How do you call the inner part of a regex? (the one delimited by the delimiters)


How do you call the "inner part" of a regular expression without the delimiters?

For example:

Given these regular expressions: /\d+/ and #(hello)# we can break each one down into 3 parts:

  • / + \d+ + /
  • # + (hello) + #

We all name / or # the delimiter.

How do you call the inner part? The \d+ or (hello) part?

In this BNF https://www2.cs.sfu.ca/~cameron/Teaching/384/99-3/regexp-plg.html referenced here https://stackoverflow.com/a/265466/1315009 it seems they call "regular expression" to the inner part. If that is true, then how do you call the regular expression with the delimiters concatenated?

The reason for asking this is Clean Code rules.

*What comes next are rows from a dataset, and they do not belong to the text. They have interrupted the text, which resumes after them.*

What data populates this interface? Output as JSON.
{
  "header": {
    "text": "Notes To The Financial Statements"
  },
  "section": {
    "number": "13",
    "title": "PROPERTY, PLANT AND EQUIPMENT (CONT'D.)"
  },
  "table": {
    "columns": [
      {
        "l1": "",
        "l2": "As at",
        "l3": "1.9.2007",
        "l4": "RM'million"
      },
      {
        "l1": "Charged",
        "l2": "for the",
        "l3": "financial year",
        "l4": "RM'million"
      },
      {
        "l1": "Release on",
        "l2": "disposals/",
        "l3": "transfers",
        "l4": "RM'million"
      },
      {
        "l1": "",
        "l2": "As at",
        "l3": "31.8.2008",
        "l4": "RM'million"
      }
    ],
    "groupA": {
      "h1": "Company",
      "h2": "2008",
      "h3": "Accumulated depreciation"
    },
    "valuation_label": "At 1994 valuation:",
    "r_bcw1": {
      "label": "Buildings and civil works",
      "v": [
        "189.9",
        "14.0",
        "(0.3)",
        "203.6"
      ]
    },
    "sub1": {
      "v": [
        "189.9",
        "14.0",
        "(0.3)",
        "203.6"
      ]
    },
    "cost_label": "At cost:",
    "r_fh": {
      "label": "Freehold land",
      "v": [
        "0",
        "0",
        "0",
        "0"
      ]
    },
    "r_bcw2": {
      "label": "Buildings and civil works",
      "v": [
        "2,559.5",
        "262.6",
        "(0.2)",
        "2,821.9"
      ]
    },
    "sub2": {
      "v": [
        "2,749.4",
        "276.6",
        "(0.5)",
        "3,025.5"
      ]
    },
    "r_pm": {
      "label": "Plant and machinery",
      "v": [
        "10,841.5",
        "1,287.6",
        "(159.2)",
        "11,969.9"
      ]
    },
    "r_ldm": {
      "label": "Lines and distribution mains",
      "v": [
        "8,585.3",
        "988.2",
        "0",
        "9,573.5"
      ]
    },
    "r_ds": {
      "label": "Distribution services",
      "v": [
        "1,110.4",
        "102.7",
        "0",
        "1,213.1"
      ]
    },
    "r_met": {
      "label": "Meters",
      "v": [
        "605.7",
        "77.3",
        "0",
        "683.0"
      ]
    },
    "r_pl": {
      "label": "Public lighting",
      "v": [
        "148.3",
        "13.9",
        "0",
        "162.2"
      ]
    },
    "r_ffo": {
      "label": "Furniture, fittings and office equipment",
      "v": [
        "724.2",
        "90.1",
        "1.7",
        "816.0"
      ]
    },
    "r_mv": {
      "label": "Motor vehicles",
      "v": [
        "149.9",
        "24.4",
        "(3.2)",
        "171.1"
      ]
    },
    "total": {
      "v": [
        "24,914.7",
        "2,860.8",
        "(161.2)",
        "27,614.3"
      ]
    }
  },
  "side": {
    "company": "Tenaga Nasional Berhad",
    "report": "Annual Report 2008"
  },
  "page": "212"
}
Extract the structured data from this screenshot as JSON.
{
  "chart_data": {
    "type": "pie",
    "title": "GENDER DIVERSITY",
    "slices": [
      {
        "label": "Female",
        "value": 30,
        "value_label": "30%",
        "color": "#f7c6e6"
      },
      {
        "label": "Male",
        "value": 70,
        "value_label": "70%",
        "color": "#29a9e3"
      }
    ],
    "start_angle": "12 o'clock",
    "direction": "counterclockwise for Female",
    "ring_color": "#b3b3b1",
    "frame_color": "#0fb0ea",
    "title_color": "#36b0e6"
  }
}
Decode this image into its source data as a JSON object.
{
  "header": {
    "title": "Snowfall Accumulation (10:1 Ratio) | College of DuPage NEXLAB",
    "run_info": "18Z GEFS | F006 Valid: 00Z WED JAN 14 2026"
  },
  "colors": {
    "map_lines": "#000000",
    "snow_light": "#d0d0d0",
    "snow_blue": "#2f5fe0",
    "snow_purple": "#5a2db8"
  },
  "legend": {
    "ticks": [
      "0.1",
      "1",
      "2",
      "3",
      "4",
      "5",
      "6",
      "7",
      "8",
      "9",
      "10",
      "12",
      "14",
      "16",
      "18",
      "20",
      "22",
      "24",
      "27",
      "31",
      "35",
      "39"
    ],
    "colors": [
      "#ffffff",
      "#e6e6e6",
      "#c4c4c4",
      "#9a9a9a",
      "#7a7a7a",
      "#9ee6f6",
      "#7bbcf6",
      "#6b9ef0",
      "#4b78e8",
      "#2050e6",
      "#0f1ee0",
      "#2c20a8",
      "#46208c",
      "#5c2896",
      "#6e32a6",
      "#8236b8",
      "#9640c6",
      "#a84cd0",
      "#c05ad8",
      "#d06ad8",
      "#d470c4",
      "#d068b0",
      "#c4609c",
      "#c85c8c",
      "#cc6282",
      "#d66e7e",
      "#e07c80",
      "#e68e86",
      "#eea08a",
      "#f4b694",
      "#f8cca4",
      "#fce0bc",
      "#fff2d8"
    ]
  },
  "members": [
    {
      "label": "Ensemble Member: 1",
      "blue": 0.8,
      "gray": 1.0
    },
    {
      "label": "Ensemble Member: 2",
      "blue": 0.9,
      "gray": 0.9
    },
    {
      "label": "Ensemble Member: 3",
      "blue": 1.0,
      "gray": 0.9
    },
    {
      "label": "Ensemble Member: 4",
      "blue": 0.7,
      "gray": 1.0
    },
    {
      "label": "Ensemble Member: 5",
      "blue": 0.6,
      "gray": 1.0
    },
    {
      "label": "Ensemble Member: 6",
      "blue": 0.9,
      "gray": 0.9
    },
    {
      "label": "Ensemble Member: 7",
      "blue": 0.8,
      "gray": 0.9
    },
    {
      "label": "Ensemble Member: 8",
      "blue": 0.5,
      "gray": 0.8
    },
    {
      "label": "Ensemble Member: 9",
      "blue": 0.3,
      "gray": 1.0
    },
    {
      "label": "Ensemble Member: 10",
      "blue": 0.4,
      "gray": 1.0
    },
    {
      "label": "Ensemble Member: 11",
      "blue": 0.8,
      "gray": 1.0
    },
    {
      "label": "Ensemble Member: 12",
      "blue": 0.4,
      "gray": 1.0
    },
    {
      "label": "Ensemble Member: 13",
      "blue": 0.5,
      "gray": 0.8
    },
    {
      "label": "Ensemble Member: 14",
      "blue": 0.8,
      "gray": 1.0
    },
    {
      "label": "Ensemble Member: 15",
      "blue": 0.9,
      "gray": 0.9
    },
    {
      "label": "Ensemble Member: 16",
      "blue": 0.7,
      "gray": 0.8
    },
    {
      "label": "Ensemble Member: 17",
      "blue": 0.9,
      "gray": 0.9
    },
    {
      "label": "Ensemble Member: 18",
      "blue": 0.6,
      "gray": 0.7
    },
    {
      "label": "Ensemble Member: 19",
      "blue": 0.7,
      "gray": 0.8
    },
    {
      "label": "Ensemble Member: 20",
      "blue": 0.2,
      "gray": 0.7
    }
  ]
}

I'm writing a tokenizer and I need to clearly name the "full thing" and the "inner thing" with proper names.


Solution

  • The regex delimiters delimit the following parts:

    <action>/<pattern>(/<substituiton>)/<modifiers>
    

    Action

    This part of the regex delimiter construction contains implicit (no char) or explicit (expressed with a char) information about what the regex will be doing: matching, replacing, and sometimes even if it is going to work on the entire file as in Vim. Actions are also called commands (or operators) in the POSIX tools context. The usual action chars are s and m that stand for substitution and match.

    Pattern The second part, you called it inner part - is called a pattern (see perlop reference). When describing the $var =~ m/mushroom/ expression, this reference explains:

    The portion enclosed in '/' characters denotes the characteristic we are looking for. We use the term pattern for it.

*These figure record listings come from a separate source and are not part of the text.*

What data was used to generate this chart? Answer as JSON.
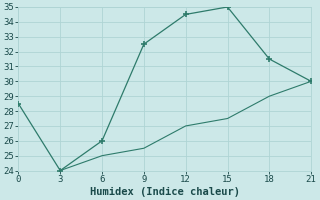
{
  "line1_x": [
    0,
    3,
    6,
    9,
    12,
    15,
    18,
    21
  ],
  "line1_y": [
    28.5,
    24,
    26,
    32.5,
    34.5,
    35,
    31.5,
    30
  ],
  "line2_x": [
    3,
    6,
    9,
    12,
    15,
    18,
    21
  ],
  "line2_y": [
    24,
    25,
    25.5,
    27,
    27.5,
    29,
    30
  ],
  "xlabel": "Humidex (Indice chaleur)",
  "color": "#2e7b6b",
  "bg_color": "#cce8e8",
  "grid_color": "#afd4d4",
  "xlim": [
    0,
    21
  ],
  "ylim": [
    24,
    35
  ],
  "xticks": [
    0,
    3,
    6,
    9,
    12,
    15,
    18,
    21
  ],
  "yticks": [
    24,
    25,
    26,
    27,
    28,
    29,
    30,
    31,
    32,
    33,
    34,
    35
  ],
  "font_color": "#1a4a4a",
  "xlabel_fontsize": 7.5,
  "tick_fontsize": 6.5
}
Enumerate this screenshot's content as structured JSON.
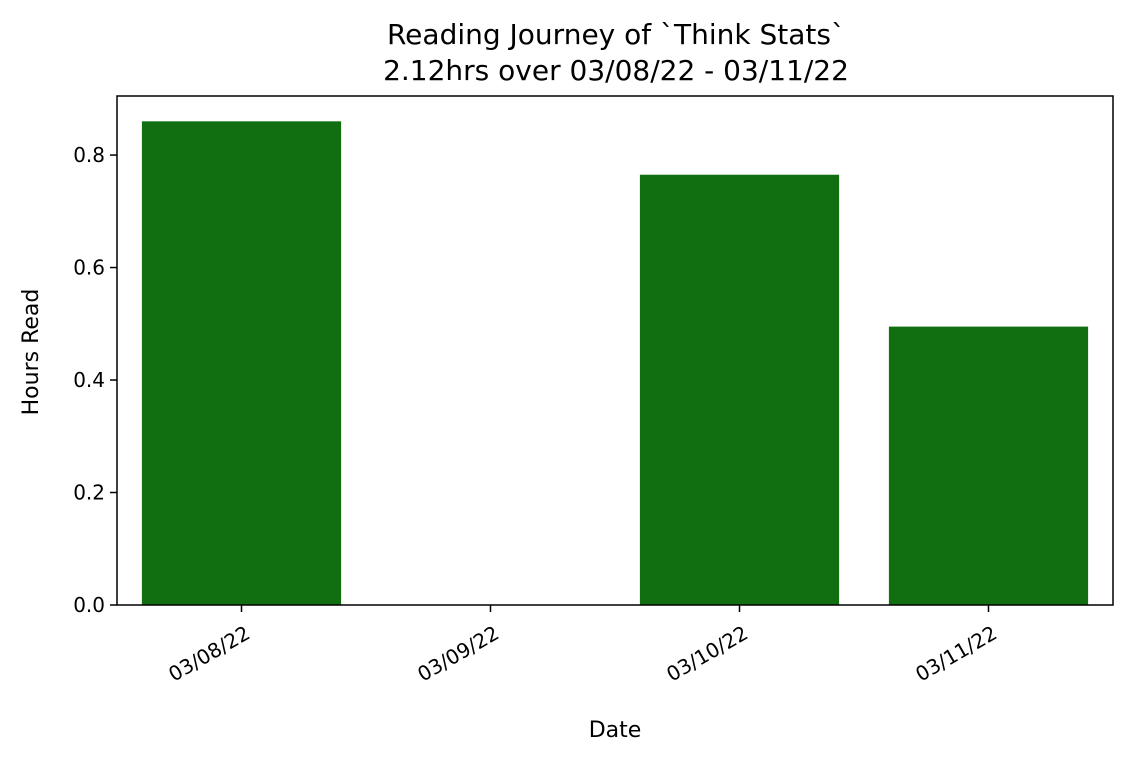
{
  "chart_data": {
    "type": "bar",
    "title": "Reading Journey of `Think Stats`",
    "subtitle": "2.12hrs over 03/08/22 - 03/11/22",
    "xlabel": "Date",
    "ylabel": "Hours Read",
    "categories": [
      "03/08/22",
      "03/09/22",
      "03/10/22",
      "03/11/22"
    ],
    "values": [
      0.86,
      0.0,
      0.765,
      0.495
    ],
    "ylim": [
      0,
      0.905
    ],
    "yticks": [
      0.0,
      0.2,
      0.4,
      0.6,
      0.8
    ],
    "ytick_labels": [
      "0.0",
      "0.2",
      "0.4",
      "0.6",
      "0.8"
    ],
    "bar_color": "#116f11",
    "grid": false,
    "legend": "none"
  }
}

    So, when we say "regex" or "regexp" we basically refer to the regular expression pattern.

    Substituiton

    This part only exists in substitutions constructions, prefixed with s action/command. Substitution patterns syntax is very different from regex pattern syntax, as they can usually contain named or numbered backreferences, escape sequences to cancel the backreference syntax (cf. "dollar escaping"), and sometimes case changing operators (like \l, \L...\E, \u and \U...\E).

    Modifiers

    Also called flags, these parts help "fine-tune" the process of matching patterns by regex engines. Most common modifiers are the i case insensitive flag, g global matching flag, s singleline/dotall modifier that makes . match across line breaks (in NFA regexps other than Onigmo/Oniguruma, it uses m).